EMSATUNEWS.CO.ID, JAKARTA — Tokoh pendidikan dan akademisi, Anies Baswedan, mengajak pelajar untuk mempersiapkan diri menghadapi masa depan dengan mengembangkan kompetensi akademik, kepemimpinan, integritas, serta kemampuan berpikir kritis, kreatif, dan adaptif di tengah perkembangan teknologi artificial intelligence (AI).
Pesan tersebut disampaikan Anies dalam acara bertajuk “Integritas Karakter, Kompetensi, & Teknologi dalam Pendidikan di Indonesia” yang diselenggarakan di Universitas Paramadina Kampus Cipayung, Jakarta Timur, Rabu (6/5/2026).
Kegiatan ini dimoderatori oleh Abdul Qodir Jaelani, M.Sc. dan dihadiri pelajar, guru, orang tua, dan civitas akademika untuk membahas tantangan pendidikan di era transformasi digital.

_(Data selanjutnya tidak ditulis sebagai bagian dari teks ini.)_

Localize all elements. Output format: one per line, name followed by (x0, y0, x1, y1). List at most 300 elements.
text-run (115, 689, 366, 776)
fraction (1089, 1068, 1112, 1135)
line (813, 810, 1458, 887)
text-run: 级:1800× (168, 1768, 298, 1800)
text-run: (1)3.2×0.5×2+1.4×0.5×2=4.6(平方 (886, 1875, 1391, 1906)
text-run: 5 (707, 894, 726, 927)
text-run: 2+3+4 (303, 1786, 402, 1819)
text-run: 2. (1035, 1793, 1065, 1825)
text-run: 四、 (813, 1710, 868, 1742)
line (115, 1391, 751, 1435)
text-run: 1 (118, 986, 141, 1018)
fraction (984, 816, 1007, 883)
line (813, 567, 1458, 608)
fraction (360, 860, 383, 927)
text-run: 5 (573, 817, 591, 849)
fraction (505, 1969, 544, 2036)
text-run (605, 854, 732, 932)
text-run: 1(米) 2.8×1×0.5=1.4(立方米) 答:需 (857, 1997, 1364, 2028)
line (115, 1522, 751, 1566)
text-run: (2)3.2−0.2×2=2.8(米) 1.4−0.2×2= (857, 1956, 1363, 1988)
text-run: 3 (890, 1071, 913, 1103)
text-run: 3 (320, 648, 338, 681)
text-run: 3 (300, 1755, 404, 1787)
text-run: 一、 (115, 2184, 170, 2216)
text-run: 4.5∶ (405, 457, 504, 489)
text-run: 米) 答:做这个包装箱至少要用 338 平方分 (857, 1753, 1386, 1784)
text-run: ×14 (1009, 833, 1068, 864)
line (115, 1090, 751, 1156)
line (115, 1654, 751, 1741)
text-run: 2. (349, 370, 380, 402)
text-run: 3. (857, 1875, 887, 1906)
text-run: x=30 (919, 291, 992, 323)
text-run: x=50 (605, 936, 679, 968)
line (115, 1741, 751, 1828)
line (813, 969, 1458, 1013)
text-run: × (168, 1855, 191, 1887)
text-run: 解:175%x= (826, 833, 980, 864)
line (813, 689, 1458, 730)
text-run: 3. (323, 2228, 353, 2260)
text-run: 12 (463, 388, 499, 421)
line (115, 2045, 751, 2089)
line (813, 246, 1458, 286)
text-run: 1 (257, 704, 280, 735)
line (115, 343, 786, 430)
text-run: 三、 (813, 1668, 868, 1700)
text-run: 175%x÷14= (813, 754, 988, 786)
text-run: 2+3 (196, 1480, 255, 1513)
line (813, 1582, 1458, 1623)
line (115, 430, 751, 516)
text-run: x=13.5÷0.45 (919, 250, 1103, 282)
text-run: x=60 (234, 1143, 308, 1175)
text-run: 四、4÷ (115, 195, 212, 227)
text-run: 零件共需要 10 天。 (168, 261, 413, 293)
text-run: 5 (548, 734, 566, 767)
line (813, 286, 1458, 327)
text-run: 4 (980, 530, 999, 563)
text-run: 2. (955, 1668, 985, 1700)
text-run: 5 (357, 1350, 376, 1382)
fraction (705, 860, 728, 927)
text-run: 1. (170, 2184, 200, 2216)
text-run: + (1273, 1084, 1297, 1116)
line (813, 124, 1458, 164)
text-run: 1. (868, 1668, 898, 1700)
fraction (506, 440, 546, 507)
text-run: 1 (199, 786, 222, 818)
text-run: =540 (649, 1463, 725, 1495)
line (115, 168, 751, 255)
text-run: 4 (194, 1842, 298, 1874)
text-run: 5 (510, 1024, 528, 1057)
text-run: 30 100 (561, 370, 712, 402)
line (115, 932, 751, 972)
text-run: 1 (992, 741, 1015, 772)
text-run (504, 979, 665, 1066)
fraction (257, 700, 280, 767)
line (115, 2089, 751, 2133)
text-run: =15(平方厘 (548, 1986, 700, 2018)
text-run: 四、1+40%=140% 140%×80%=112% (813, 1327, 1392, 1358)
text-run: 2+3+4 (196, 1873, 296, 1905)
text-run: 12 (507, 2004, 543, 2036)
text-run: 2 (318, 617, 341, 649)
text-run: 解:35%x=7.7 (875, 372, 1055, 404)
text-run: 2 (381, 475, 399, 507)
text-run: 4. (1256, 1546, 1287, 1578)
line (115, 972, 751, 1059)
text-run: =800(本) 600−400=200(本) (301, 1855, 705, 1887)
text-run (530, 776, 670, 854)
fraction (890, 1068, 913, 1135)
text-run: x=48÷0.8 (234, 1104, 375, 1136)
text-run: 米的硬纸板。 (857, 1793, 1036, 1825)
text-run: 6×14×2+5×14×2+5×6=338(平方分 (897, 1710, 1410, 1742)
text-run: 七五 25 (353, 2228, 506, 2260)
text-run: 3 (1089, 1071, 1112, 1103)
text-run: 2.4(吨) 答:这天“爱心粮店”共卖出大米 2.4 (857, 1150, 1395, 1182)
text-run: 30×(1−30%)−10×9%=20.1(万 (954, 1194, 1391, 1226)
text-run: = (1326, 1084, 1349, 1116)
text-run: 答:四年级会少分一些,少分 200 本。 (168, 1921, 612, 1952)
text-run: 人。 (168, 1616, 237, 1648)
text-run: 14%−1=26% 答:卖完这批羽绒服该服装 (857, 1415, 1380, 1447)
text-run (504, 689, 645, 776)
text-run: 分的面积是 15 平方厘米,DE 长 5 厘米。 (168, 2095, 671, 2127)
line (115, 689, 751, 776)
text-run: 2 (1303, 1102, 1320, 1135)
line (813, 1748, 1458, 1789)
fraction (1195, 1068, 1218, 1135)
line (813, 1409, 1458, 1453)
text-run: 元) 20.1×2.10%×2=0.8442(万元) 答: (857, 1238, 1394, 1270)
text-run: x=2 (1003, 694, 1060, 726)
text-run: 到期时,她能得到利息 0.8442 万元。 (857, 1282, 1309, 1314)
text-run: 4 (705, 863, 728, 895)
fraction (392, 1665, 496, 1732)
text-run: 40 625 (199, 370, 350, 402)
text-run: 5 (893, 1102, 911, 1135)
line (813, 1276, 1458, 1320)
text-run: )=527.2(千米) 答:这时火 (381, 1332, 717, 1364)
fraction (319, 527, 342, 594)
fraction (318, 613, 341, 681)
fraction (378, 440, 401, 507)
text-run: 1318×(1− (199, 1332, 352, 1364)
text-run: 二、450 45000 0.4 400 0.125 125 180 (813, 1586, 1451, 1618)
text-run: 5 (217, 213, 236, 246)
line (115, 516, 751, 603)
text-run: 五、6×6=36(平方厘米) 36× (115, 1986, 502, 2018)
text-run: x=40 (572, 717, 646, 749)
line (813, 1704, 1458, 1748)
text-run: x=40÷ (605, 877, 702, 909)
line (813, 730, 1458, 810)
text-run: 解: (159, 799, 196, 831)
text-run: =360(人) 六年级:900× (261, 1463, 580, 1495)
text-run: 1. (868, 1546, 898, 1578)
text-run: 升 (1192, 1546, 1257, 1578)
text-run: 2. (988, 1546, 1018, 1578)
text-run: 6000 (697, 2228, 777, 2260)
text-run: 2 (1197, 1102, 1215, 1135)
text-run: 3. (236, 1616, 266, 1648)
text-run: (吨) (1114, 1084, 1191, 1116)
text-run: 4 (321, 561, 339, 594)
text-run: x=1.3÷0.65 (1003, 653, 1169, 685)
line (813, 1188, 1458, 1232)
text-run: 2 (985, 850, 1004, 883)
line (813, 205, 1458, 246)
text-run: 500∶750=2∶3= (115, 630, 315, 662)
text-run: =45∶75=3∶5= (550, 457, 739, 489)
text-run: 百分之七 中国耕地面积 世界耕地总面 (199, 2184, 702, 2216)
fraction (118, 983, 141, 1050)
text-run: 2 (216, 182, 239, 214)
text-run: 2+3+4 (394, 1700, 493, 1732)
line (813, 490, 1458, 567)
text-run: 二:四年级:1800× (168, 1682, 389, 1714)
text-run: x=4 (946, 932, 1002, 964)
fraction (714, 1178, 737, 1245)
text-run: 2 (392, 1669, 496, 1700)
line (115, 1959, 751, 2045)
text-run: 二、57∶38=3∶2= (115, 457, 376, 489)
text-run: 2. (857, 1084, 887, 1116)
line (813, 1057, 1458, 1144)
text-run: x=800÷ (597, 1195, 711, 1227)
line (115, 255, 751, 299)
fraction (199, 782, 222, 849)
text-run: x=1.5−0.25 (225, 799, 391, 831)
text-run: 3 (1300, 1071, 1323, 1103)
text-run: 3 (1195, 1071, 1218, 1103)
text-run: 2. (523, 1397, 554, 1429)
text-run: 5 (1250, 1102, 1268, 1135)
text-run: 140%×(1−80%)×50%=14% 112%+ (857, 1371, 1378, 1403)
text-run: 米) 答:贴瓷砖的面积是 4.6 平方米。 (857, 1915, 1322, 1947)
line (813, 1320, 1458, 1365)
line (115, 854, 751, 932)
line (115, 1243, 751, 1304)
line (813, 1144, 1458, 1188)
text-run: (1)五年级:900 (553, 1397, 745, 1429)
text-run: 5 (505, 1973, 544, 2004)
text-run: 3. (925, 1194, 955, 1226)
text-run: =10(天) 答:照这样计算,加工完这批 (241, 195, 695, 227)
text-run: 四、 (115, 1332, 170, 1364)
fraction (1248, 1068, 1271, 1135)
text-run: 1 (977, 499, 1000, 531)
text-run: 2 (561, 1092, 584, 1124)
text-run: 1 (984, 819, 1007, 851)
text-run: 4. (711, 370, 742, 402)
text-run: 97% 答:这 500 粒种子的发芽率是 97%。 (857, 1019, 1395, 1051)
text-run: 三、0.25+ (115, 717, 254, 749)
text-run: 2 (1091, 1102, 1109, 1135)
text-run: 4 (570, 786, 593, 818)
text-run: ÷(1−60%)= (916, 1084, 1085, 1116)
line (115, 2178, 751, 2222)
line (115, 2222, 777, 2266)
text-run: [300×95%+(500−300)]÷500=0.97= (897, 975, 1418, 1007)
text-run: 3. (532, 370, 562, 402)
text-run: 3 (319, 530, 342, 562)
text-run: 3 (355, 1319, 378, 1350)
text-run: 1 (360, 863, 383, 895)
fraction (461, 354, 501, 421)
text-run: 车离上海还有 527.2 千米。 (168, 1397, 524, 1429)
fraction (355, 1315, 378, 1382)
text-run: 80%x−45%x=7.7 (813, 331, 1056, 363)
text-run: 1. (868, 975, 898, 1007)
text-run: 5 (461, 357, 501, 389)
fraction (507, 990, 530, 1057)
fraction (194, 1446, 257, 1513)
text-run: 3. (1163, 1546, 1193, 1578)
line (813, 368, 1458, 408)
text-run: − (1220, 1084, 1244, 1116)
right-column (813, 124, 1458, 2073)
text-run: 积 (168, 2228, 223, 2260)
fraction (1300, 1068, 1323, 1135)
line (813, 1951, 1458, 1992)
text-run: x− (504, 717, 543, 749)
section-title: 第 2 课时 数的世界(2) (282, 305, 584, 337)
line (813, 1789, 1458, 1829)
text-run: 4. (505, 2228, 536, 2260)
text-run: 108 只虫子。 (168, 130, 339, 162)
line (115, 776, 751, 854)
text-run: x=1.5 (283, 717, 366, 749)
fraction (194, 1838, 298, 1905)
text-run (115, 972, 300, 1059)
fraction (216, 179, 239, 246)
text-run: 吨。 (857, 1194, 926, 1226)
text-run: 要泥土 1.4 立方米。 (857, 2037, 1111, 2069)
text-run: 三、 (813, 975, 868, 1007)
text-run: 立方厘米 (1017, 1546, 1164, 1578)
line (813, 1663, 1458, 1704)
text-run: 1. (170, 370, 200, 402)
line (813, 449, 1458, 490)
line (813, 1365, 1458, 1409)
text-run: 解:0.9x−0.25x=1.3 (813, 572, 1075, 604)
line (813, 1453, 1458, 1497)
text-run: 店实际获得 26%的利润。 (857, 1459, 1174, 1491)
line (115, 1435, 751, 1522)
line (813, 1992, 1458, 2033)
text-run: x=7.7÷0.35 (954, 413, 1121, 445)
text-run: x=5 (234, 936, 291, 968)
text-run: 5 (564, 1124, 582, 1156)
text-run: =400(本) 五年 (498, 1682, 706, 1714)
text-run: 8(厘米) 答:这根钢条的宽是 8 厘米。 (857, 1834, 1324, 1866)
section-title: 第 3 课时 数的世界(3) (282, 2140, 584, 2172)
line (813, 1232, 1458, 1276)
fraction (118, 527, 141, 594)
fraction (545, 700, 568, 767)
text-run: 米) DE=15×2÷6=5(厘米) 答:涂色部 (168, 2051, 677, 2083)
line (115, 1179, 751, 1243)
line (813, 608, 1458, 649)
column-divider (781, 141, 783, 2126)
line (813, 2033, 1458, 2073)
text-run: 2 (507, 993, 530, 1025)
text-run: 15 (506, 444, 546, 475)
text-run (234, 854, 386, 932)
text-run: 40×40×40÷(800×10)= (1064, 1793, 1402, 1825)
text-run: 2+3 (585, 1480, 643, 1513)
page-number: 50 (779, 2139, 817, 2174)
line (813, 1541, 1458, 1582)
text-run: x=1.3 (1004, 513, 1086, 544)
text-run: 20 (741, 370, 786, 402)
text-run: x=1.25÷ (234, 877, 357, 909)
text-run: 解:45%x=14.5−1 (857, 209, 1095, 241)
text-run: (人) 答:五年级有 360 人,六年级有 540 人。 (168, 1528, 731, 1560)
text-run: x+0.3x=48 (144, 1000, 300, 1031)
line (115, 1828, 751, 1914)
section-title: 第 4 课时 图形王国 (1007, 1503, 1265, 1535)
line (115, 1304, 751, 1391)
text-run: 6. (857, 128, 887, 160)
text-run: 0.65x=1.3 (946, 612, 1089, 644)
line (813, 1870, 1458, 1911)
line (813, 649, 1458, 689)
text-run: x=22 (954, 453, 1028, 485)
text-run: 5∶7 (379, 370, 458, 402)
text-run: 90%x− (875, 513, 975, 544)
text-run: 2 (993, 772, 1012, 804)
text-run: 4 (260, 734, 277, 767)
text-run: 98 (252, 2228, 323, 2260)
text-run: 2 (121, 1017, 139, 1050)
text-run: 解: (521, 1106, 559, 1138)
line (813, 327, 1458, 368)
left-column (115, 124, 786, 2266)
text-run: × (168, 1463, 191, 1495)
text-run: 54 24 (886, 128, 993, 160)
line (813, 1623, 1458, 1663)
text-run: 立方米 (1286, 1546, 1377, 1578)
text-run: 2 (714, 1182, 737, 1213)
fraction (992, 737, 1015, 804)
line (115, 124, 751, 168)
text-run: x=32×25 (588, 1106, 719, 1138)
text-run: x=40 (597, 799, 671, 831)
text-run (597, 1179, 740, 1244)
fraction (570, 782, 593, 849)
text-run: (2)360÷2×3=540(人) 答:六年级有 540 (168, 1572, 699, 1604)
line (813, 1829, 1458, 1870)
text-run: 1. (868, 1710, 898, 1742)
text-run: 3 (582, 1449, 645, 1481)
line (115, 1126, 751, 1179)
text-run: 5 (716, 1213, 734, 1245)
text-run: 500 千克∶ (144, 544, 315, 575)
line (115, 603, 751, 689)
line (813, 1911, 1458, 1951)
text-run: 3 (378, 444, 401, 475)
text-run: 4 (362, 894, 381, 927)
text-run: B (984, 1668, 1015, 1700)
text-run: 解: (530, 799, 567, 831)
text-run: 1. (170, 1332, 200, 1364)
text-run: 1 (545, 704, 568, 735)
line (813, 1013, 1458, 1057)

Dalam sambutannya, Wakil Rektor Universitas Paramadina, Dr. Handi Risza, menegaskan komitmen kampus dalam membangun ekosistem pendidikan yang tidak hanya menekankan aspek akademik, tetapi juga pembentukan karakter dan integritas mahasiswa.
Dalam kesempatan yang sama, Direktur Pemasaran dan Beasiswa Universitas Paramadina, Dr. Peni Hanggarini, menambahkan bahwa kegiatan ini menjadi ruang interaksi antara generasi muda, sivitas akademika, dan tokoh nasional. Melalui forum seperti ini, Paramadina berupaya menghadirkan pengalaman belajar yang lebih luas, tidak hanya di dalam kelas, tetapi juga melalui dialog inspiratif yang relevan dengan dinamika global.
Dalam paparannya, Anies menegaskan bahwa masa kuliah merupakan fase terakhir pendidikan formal yang memiliki “ujung”, sebelum seseorang memasuki fase kehidupan tanpa batas yang terus berjalan.
“Persiapan untuk masuk kuliah itu bukan sekadar milih kampusnya, tapi pertanyaannya bekal apa yang akan anda dapat di fase yang punya ujung terakhir, karena itu yang akan memberikan bekal untuk perjalanan anda di fase berikutnya yang tanpa ujung,” ujar Anies.
Ia menekankan pentingnya memilih kampus yang mampu mengembangkan dua jalur sekaligus, yakni kompetensi akademik dan kemampuan kepemimpinan serta kewirausahaan.
“Saya akan selalu sampaikan buat adik-adik yang nanti kuliah, carilah tempat dimana Anda bisa mengembangkan dua track bersamaan. Satu track kompetensi akademik, track kompetensi bidang Anda. Yang kedua track pengembangan kepemimpinan dan kewirausahaan,” katanya.
Menurut Anies, kewirausahaan tidak semata dimaknai sebagai kemampuan bisnis, melainkan entrepreneurial skill yang membuat seseorang mampu beradaptasi dan menjadi pembelajar sepanjang hayat.